Minimal Per-Flow Backlog Bounds at an Aggregate FIFO Server under Piecewise-Linear Arrival Curves

TL;DR

This paper develops a method to compute minimal backlog bounds at an aggregate FIFO server for general piecewise-linear arrival curves using residual service curves, improving performance analysis accuracy.

Contribution

It introduces a novel approach to derive backlog bounds for complex arrival curves and proposes an efficient heuristic for residual service curve optimization.

Findings

Backlog bounds can be computed at specific breakpoints of arrival or residual service curves.

The largest intersection of residual service and arrival curves yields the minimal backlog.
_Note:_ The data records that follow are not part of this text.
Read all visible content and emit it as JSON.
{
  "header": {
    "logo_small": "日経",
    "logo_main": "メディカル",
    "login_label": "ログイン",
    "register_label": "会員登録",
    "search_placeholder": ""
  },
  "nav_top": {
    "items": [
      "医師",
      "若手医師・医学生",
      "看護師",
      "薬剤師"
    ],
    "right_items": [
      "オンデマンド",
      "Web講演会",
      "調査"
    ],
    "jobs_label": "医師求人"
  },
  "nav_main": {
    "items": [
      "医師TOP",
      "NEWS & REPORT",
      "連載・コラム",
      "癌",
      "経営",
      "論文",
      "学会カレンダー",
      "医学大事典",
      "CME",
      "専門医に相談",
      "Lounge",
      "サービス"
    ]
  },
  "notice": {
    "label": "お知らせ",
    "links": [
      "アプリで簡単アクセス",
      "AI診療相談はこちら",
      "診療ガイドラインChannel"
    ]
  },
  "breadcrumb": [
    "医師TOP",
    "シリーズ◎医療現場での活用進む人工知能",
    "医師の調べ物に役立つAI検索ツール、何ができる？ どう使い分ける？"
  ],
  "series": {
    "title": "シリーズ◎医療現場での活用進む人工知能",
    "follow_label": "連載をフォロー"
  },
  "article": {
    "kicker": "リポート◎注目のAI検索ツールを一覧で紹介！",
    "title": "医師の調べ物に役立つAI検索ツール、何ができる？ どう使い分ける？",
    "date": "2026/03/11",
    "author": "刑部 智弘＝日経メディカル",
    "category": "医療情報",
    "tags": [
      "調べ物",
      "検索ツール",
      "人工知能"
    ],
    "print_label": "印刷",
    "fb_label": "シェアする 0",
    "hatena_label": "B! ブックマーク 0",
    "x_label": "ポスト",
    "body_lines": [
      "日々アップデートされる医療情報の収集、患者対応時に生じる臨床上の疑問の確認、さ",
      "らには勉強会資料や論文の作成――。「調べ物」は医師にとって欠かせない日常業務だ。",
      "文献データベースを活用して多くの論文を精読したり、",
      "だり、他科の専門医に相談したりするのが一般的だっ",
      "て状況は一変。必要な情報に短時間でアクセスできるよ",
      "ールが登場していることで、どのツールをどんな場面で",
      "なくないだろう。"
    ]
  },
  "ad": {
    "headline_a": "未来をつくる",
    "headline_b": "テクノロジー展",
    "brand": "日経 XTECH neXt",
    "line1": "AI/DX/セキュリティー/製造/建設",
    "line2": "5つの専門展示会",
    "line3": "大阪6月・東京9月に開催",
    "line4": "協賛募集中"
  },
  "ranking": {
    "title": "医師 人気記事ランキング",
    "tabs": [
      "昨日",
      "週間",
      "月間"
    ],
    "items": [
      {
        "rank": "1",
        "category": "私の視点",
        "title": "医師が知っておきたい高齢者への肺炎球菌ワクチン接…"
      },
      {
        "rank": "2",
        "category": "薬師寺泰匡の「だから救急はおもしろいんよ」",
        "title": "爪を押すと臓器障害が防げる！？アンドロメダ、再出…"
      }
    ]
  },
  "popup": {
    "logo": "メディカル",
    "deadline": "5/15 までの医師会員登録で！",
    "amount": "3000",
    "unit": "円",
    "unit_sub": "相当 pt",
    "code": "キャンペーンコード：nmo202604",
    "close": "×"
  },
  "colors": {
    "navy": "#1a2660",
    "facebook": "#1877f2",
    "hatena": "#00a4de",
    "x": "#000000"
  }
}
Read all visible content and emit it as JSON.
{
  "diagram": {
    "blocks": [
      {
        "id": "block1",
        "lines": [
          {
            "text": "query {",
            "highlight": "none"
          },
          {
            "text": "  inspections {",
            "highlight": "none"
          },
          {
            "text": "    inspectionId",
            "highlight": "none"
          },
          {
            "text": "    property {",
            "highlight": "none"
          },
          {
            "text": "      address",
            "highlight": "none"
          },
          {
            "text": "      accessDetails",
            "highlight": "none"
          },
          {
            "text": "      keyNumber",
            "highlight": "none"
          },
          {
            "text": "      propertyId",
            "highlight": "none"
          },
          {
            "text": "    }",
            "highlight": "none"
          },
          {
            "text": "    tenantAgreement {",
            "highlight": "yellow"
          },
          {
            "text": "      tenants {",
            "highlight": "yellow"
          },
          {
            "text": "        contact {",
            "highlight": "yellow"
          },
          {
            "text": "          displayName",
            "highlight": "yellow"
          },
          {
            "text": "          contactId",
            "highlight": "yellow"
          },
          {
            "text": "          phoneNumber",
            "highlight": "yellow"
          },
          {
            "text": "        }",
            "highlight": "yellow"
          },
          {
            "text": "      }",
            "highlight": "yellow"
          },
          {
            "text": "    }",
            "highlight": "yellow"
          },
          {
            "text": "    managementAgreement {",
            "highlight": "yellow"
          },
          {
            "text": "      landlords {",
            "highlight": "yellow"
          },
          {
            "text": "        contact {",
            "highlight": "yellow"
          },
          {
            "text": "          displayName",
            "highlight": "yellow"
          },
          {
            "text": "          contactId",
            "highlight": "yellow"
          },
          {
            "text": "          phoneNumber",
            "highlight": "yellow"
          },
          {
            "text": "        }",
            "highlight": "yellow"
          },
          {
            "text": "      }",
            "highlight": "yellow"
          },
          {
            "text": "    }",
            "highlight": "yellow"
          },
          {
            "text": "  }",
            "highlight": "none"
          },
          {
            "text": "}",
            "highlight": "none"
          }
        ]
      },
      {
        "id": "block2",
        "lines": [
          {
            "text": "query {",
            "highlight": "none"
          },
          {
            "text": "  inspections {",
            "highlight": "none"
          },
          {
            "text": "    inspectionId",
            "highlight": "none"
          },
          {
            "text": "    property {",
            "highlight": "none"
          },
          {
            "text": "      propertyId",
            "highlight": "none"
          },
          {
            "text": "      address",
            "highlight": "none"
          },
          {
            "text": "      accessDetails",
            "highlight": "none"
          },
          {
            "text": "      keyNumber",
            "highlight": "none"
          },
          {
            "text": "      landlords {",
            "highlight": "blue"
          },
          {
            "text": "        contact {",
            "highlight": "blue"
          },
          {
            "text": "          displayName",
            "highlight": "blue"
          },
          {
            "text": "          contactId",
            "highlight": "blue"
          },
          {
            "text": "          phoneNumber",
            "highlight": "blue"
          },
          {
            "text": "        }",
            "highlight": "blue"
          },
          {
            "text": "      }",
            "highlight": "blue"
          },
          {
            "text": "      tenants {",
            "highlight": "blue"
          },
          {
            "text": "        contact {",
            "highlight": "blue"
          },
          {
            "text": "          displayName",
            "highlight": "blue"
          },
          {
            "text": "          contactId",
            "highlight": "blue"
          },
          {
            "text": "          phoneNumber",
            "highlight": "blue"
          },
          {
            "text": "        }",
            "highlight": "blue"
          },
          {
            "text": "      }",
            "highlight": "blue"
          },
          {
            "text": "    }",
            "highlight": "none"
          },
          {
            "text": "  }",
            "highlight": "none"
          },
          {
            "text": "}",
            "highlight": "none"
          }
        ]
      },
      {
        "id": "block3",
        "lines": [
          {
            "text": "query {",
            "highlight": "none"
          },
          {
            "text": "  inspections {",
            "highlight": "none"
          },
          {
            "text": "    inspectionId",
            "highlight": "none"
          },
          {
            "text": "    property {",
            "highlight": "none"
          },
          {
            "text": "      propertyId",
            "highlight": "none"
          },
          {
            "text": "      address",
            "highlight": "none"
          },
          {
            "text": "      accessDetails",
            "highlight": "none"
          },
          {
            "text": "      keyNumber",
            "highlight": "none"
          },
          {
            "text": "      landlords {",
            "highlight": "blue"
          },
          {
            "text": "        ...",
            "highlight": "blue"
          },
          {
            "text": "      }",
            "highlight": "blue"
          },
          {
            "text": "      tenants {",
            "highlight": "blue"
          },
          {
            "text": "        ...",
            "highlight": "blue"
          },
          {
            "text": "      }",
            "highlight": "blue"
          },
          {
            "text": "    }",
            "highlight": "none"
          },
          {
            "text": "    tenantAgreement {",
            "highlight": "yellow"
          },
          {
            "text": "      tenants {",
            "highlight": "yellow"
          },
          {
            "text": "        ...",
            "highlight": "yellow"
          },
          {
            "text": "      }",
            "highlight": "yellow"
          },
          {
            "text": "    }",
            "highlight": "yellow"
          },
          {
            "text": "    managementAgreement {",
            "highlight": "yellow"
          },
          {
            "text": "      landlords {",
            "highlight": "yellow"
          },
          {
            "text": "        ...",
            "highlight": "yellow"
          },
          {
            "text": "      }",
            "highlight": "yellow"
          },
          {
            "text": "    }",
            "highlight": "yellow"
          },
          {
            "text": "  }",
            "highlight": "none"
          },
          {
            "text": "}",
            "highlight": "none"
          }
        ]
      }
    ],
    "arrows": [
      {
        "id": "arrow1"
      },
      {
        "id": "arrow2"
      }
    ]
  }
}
The heuristic effectively finds near-optimal residual service parameters, reducing computational effort.

Abstract

Network Calculus (NC) is a versatile methodology based on min-plus algebra to derive worst-case per-flow performance bounds in networked systems with many concurrent flows. In particular, NC can analyze many scheduling disciplines; yet, somewhat surprisingly, an aggregate FIFO server is a notoriously hard case due to its min-plus non-linearity. A resort is to represent the FIFO residual service by a family of functions with a free parameter instead of just a single curve. For simple token-bucket arrival curves, literature provides optimal choices for that free parameter to minimize delay and backlog bounds. In this paper, we tackle the challenge of more general arrival curves than just token buckets. In particular, we derive residual service curves resulting in minimal backlog bounds for general piecewise-linear arrival curves. To that end, we first show that a backlog bound can always be calculated at a breakpoint of either the arrival curve of the flow of interest or its residual service curve. Further, we define a set of curves that characterize the backlog for a fixed breakpoint, depending on the free parameter of the residual service curve. We show that the backlog-minimizing residual service curve family parameter corresponds to the largest intersection of those curves with the arrival curve. In more complex scenarios finding this largest intersection can become inefficient as the search space grows in the number of flows. Therefore, we present an efficient heuristic that finds, in many cases, the optimal parameter or at least a close conservative approximation. This heuristic is evaluated in terms of accuracy and execution time. Finally, we utilize these backlog-minimizing residual service curves to enhance the DiscoDNC tool and observe considerable reductions in the corresponding backlog bounds.